Obviously, the first of the letters have three options to choose from. For each of the successive letters, we have two letters availabe. So the answer is $3.2^6$

P4
How many four digit numbers $\overline{abcd}$ are there so that $\overline{abcd} + \overline{bcda}$ is a four digit palindrome?

[A palindrome is a number that is the same if written in reverse order, like $1234321$]

[Labib]

Here's my solution for $P4$::

From the problem it's clear that the palindrome's first and last digit would be $(a+d)$ and $(a+b)$. now, there are two possibilities!!!
$(a+d)=(a+b)$ or $(a+d)=(a+b+1)$

It can easily be seen that if $(a+d)\geq(a+b)\geq10$ the number $abcd+bcda$ wouldn't be a four digit palindrome!!
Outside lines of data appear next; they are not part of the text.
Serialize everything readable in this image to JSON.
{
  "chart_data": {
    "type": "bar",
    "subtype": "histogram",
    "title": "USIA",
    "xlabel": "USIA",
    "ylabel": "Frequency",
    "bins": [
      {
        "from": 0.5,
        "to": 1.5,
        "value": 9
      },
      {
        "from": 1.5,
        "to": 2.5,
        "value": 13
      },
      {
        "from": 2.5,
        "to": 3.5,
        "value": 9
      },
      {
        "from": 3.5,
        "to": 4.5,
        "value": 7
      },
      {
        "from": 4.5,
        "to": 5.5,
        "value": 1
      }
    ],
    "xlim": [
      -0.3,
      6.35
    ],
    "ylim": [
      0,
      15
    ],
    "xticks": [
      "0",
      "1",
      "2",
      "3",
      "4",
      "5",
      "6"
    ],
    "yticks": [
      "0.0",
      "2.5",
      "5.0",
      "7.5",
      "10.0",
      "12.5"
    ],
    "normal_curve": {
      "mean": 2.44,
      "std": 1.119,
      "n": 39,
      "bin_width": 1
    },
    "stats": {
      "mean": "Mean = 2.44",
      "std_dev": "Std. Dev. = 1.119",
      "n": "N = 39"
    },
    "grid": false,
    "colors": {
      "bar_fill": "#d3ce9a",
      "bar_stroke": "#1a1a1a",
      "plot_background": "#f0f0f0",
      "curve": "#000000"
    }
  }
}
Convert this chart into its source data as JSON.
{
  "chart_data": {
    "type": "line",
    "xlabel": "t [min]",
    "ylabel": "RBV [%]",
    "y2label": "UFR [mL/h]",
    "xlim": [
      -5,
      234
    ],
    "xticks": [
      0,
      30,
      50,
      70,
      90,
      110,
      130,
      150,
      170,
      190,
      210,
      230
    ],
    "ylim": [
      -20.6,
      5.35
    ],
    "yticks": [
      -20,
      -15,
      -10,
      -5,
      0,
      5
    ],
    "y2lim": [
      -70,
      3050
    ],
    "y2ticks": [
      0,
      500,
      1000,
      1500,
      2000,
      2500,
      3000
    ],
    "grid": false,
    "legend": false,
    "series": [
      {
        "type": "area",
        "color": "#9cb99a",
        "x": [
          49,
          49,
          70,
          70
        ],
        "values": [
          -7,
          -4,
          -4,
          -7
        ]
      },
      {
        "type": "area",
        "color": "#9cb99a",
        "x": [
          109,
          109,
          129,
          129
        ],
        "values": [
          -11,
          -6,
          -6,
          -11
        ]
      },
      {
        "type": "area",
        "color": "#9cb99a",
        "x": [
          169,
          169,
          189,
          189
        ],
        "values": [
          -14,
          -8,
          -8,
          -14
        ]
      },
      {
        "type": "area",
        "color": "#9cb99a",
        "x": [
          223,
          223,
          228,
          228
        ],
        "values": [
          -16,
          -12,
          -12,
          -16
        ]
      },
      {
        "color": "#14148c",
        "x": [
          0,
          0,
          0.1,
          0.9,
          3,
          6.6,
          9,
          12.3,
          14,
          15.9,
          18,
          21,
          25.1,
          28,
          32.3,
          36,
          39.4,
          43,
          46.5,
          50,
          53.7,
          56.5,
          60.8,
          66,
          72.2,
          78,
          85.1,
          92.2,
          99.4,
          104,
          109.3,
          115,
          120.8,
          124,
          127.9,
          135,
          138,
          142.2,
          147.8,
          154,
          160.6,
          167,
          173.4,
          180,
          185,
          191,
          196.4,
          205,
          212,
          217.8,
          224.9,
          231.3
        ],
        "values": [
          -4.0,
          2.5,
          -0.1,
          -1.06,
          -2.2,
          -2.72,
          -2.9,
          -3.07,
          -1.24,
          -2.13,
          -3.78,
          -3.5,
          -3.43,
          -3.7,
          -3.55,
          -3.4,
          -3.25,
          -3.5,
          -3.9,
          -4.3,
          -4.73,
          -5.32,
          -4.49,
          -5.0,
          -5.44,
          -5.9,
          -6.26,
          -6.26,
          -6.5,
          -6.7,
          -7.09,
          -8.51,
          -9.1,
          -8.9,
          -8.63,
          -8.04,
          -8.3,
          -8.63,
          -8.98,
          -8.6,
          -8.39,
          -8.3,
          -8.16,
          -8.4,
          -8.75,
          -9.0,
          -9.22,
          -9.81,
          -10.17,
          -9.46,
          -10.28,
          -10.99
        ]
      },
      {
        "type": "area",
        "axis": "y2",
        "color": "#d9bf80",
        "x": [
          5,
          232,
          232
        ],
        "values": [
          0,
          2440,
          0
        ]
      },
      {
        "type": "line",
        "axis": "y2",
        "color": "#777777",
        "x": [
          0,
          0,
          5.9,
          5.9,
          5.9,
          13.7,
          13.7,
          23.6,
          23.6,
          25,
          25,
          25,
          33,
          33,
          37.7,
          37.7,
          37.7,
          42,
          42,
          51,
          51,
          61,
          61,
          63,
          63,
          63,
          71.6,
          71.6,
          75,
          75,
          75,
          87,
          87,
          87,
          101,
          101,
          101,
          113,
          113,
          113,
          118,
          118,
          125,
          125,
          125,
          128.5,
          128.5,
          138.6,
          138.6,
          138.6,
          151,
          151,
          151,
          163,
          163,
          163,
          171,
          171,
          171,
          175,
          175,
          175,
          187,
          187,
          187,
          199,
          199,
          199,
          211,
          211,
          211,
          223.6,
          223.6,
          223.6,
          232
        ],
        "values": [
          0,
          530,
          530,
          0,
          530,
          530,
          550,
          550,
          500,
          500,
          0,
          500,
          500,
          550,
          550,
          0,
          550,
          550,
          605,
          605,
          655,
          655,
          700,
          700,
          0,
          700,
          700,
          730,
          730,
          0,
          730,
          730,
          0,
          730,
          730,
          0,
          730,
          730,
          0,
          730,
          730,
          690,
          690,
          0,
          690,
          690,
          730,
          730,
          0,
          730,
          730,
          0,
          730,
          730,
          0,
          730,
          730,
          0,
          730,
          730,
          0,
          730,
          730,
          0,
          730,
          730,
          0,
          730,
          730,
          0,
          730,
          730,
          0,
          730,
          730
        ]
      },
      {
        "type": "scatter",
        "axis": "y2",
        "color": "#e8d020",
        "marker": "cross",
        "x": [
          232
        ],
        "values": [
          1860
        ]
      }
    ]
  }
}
Now, let's work with $(a+d)=(a+b)$. we can make a table about how many ways we can choose $b,c,a$.

we'll see that if we choose $b=n: 1\leq n\leq 8$

we'll have $9-n$ ways to choose $a$ and $10-n$ ways to choose $c$. thus we'll have $240$ possible palindromes.

now let's work with $(a+d)=(a+b+1)$

as we know,
if $(a+d)\geq10$, $abcd+bcda$ will not be a 4 digit palindrome.

so $a+d<10$. but at the same time $c+d\geq10$

if we make a table we'll see, if we choose $d=n:2\leq n\leq8$ we'll have $n$ ways to choose $c$ and $9-n$ ways to choose $a$.

so we'll have $112$ ways.

so in a total we have $240+112=352$ ways to form a 4 digit palindrome!!

please confirm if I'm right....

here's $P5$:::

From the set $\left \{ 1,2,....,10 \right \}$ how many ways can we choose 5 numbers so that their sum is $20$?

[Moon]

This is my first post to this forum
Let the chosen dates be $ x_{1}<x_{2}<x_{3}<x_{4}<x_{5}$. As there is no consecutive dates, after using the bijection $\{ x_{1},x_{2},x_{3},x_{4},x_{5}\}\leftrightarrow\{ x_{1},x_{2}-1,x_{3}-2,x_{4}-3,x_{5}-4\}$, we find the answer is $\dbinom{31-4}{5}=\dbinom{27}{5}$.
To understand the bijection clearly just think about the the example $\{1,3,5,7,9\}\leftrightarrow\{ 1,2,3,4,5\}$.

Anyway, its really cool to post to this forum. Good job, moon

Thanks for both your solution and your complement!
It is really nice to see you here, finally.